Light research on Jack Kirby
Jack Kirby was born in August 1917 and died in February 1944.
He was born and raised in New York under the name Jacob Kurtzberg.
He initially taught himself to draw from a young age by tracing and copying figures he saw in comic strips and newspaper cartoons, citing examples such as Milton Caniff, Hal Foster, and Alex Raymond, among his influences later in life.
He began his career during the early years of the comic industry in the 1930s, where he drew various comic books features. It was at this time he used a number of different pen names, before finally sticking to using “Jack Kirby.”
After starting at the Lincoln Newspaper Syndicate, he moved to Fleishers Animation Studio in the late 1930s, before then moving to Fox Feature Syndicate by January 1940.
There, he met another cartoonist and editor called Joe Simon and the two became close friends. The next year, the two left to work at Timely Comics (later to become Marvel Comics) where they created Captain America which would prove to be Kirby‘s breakthrough series.
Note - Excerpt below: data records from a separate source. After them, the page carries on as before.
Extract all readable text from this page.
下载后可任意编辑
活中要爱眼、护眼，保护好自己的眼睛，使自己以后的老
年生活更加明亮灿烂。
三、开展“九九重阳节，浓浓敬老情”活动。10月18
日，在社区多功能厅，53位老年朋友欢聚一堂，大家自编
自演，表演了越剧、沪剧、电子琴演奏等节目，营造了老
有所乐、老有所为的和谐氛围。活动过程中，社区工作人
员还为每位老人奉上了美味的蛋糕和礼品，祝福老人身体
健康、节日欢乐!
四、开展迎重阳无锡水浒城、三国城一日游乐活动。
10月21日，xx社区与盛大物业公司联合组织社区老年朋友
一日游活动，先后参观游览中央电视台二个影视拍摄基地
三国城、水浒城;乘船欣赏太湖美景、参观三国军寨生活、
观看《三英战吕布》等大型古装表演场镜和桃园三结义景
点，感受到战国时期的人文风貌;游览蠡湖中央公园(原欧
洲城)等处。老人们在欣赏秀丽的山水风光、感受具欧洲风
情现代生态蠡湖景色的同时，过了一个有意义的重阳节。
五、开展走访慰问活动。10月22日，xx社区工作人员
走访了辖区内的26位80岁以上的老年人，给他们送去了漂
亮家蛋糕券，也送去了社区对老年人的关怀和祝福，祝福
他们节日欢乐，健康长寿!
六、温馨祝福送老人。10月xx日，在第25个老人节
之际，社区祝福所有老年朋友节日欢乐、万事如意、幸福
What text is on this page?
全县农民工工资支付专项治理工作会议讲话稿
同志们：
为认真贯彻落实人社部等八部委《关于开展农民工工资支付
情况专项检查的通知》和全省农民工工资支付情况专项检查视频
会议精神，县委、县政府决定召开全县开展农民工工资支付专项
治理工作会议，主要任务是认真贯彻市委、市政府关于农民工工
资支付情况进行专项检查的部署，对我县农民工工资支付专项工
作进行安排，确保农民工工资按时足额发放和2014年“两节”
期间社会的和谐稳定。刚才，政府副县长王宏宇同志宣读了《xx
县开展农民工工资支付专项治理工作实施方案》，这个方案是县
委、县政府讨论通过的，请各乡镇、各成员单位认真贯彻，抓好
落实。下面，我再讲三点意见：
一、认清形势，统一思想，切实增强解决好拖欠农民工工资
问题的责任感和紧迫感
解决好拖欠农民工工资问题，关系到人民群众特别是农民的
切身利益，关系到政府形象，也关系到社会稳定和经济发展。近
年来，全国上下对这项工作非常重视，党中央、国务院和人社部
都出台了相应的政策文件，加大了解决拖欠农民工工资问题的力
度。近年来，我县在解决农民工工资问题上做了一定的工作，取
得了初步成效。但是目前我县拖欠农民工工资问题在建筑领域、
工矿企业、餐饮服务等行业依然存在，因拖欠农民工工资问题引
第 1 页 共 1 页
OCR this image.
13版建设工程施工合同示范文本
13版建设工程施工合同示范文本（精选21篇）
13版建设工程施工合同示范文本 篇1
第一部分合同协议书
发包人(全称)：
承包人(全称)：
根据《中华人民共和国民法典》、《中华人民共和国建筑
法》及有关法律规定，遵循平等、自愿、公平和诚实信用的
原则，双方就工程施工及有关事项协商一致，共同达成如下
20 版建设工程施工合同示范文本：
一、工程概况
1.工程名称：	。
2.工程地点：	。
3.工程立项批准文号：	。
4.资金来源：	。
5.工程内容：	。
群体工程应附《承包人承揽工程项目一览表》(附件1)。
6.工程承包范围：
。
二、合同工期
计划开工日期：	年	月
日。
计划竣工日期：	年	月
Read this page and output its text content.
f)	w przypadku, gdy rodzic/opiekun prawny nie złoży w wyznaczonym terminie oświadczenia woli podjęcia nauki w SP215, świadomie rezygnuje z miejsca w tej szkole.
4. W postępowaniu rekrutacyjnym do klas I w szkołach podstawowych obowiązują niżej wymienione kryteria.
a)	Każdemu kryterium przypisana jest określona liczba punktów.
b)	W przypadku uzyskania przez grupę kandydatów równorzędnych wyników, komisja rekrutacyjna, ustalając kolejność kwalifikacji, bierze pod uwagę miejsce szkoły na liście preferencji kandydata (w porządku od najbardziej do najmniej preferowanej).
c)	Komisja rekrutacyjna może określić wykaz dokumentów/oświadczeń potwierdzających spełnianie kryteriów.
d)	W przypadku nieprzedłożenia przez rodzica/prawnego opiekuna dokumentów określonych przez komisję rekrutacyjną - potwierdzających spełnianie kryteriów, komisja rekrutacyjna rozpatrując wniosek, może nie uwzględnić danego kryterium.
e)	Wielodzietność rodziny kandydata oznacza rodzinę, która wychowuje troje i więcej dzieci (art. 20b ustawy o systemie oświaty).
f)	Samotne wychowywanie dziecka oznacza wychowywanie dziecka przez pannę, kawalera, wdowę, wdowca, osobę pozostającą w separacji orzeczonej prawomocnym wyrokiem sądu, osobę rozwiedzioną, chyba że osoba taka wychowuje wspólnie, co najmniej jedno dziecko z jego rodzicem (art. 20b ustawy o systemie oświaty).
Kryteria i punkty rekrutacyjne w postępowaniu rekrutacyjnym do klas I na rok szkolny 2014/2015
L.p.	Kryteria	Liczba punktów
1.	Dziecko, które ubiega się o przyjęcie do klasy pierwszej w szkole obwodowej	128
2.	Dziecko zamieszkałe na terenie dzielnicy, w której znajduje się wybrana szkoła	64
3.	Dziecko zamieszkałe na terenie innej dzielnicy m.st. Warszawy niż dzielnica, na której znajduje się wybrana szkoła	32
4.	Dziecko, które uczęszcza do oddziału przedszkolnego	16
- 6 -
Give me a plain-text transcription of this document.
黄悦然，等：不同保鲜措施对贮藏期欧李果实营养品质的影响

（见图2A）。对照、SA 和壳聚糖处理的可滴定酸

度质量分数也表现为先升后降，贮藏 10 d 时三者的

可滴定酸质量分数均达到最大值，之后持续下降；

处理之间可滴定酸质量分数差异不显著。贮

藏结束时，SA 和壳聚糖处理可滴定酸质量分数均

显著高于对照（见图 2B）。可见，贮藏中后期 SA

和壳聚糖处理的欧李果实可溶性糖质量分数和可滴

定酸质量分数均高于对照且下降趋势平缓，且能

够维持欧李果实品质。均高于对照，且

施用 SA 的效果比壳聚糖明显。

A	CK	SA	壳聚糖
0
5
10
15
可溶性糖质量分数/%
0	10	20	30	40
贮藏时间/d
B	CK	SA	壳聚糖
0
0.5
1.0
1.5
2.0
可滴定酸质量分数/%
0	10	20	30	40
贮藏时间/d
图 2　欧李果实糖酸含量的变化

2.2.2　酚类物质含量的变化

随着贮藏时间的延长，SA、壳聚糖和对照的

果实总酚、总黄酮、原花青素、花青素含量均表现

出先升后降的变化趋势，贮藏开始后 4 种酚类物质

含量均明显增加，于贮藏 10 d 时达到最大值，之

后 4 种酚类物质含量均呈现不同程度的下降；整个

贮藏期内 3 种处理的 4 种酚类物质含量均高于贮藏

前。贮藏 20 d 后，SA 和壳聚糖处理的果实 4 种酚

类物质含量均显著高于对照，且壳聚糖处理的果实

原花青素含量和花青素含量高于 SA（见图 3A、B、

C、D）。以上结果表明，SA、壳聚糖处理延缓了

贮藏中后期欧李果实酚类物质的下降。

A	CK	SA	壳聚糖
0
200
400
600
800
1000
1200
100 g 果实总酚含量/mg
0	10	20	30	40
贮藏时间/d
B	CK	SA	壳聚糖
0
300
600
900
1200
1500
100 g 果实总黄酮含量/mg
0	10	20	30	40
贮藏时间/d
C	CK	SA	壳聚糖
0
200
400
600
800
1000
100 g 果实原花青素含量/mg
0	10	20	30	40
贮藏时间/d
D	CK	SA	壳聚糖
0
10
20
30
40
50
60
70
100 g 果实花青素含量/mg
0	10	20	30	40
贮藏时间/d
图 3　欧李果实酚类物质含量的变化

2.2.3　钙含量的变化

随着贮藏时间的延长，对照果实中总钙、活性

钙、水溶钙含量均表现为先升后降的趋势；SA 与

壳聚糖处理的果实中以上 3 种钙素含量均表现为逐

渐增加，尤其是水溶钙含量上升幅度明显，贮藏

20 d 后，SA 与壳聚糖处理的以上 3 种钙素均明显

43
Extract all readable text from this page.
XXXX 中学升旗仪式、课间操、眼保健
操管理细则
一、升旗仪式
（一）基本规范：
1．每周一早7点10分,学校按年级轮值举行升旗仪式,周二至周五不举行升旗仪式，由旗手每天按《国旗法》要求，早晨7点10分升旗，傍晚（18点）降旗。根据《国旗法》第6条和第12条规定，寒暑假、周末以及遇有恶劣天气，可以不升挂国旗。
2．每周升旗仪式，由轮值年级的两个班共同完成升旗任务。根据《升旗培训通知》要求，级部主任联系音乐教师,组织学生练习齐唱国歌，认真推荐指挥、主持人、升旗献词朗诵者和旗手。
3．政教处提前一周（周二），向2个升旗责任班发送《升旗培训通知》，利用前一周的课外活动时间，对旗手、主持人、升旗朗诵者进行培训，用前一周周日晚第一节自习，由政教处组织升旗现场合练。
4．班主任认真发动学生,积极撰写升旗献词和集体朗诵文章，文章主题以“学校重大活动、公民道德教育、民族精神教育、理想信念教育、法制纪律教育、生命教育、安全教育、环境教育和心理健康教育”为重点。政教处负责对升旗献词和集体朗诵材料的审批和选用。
The two also created the Romance Comics genre.
Following this, the United States entered WWII, so Kirby and Simon drafted up a years worth of comics to fill in for the gap, whilst they were drafted into the army as soldiers.
Through the 1950s to1980s, he worked for both DC and Marvel comics. Post 1980, he then entered the fields of animation concept art and independent comics in the 1980s.